There was no immediate answer so the questions were repeated. “People should not feel that it is black and young people who are the problem” she said. The Chairman was sympathetic to that view. The nearest there was to an answer was “there is work to do”. A variant on ‘there are lessons to be learned’.
Vice-Chairman Sybil Camsey (Conservative, Crook Log) has always taken an interest in County Lines gangs and it continued on Tuesday. After seeing some closed down “is there any evidence they still exist in Bexley?” She was told that they certainly do although less so than in neighbouring BCU boroughs.
Councillor Camsey was not very happy about searching young children for weapons including the use of knife arches. Knife arches are not used in Bexley schools but wands are, albeit rarely, in certain circumstances.
Councillor French (Conservative, Falconwood & Welling) was concerned about the likely reduction in police patrols along the Falconwood Eltham corridor due to the closure of police ‘touch down bases’ and the imminent closure of Eltham Police Station.
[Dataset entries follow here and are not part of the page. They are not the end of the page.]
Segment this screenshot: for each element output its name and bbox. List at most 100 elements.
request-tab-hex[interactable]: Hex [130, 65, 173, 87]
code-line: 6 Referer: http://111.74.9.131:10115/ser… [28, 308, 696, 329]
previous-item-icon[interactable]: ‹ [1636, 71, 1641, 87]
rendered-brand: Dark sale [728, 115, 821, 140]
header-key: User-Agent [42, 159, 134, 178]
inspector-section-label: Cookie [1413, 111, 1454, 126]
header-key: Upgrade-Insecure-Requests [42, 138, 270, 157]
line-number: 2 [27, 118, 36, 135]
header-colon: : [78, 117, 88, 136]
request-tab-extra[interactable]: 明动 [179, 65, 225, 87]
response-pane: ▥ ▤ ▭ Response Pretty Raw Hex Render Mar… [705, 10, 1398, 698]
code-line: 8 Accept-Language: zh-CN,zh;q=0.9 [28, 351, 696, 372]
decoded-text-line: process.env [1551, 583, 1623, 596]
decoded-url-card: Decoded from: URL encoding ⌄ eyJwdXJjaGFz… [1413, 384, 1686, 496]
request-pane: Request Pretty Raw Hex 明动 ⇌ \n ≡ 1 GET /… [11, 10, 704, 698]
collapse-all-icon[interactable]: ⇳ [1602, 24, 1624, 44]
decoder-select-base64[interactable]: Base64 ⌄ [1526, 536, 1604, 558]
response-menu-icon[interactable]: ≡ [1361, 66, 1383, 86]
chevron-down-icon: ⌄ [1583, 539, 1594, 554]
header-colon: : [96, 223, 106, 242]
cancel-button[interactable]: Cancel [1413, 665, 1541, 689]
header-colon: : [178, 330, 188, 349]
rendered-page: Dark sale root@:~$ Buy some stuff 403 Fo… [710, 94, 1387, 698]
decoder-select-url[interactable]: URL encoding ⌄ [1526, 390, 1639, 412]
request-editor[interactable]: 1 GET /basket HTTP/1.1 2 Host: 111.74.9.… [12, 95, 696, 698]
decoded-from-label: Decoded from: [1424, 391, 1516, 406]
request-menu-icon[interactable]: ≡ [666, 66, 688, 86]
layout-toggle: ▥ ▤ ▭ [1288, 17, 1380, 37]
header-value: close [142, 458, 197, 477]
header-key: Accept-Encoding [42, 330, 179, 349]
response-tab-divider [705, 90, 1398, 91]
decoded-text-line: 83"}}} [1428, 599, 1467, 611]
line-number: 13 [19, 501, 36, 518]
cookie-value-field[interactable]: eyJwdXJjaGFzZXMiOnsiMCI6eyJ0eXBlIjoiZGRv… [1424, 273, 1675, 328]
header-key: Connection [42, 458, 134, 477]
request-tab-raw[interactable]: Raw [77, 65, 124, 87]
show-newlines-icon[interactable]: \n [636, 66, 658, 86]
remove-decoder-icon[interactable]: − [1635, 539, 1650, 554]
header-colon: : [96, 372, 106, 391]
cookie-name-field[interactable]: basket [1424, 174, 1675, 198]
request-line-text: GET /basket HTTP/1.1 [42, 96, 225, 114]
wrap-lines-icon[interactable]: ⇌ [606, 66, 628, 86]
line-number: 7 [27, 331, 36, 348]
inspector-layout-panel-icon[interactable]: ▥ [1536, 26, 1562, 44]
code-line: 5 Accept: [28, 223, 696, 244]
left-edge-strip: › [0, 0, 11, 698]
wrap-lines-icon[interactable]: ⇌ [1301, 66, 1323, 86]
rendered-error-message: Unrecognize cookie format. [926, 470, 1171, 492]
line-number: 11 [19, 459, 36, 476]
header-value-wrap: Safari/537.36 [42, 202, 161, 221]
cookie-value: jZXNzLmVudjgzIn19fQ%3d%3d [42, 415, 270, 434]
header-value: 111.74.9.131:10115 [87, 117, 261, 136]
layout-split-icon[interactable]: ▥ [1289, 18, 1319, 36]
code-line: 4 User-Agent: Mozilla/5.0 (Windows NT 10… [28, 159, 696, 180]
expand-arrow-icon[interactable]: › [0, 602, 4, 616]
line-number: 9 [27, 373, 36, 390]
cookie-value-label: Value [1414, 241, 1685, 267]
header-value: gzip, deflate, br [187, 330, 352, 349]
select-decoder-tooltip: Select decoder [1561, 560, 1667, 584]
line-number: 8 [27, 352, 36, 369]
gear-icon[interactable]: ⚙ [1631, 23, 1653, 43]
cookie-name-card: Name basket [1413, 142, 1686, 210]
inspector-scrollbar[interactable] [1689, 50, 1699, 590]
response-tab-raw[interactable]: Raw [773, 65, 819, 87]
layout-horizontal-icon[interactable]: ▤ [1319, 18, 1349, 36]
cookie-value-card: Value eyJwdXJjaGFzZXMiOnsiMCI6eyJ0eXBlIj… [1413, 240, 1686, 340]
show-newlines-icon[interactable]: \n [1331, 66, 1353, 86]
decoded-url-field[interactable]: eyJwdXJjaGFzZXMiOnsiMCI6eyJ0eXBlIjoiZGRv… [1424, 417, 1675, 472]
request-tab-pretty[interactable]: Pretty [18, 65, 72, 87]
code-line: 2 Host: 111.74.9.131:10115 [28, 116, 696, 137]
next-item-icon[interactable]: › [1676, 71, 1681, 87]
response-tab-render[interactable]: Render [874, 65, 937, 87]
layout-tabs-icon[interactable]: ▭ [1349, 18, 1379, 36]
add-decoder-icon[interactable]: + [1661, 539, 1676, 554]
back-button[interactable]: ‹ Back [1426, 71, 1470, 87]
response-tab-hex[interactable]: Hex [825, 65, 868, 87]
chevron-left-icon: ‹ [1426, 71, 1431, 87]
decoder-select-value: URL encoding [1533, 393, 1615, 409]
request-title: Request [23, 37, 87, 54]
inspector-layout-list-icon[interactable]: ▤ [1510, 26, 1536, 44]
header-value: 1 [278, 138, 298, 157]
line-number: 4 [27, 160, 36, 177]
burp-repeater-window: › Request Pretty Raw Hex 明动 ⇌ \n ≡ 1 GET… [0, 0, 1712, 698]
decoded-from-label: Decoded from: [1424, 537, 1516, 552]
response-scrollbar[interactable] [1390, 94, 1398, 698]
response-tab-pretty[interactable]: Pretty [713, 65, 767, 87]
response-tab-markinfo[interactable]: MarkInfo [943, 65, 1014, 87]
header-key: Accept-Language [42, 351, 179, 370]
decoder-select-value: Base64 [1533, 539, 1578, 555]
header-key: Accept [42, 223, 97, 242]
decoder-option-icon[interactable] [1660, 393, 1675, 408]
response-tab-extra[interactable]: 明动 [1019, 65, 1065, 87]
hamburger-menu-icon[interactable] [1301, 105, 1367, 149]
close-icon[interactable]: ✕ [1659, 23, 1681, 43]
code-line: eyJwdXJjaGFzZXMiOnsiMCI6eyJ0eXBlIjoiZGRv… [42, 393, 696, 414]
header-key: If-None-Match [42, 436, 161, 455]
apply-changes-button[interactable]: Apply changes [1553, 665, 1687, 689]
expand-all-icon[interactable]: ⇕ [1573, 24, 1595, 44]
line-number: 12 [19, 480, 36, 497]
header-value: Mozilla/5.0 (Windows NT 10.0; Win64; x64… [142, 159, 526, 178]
Greenwich Council has been unhelpful in providing a new police hub and he mentioned the possibility of one being provided within Bexley, maybe in Welling library.
He was told that “all estate changes were signed off some while ago, in 2017 and replacements [such as those proposed by Councillor French] can only be at nil cost.”
Councillor Lisa Moore (Conservative, Longlands) referred to the Crime Survey where 13·5% of females rated their safety at 1 on a scale of 1-10. (For males it was 16%.) How does that compare with previous years? Another question that defeated the experts.
Councillor Brian Bishop (Conservative, Barnehurst) asked a similar question and whether external ‘Safer Streets’ funding might improve things; [like restoring the borough’s CCTV system perhaps]. Bexley is “looking to bid to MOPAC” for the Safer Streets funds. Only three boroughs can be successful and at best will be in the region of £200,000.
Councillor Nicola Taylor (Labour, Erith) commented on the fact that only one in six sexual assaults are reported (how does anyone know?). Why, was her question and how can the reporting rate be improved? No answers were immediately forthcoming but the Chairman noticed. A certain amount of waffle centring on ‘trust and confidence and justice’ ensued. A typical chicken and egg scenario which once again “needs further work”.
The Agenda item concluded with Councillor French pushing his wish to see Bexley take the initiative in providing Police touch down hubs at no cost and not the “not our problem guv approach” adopted by Greenwich Council.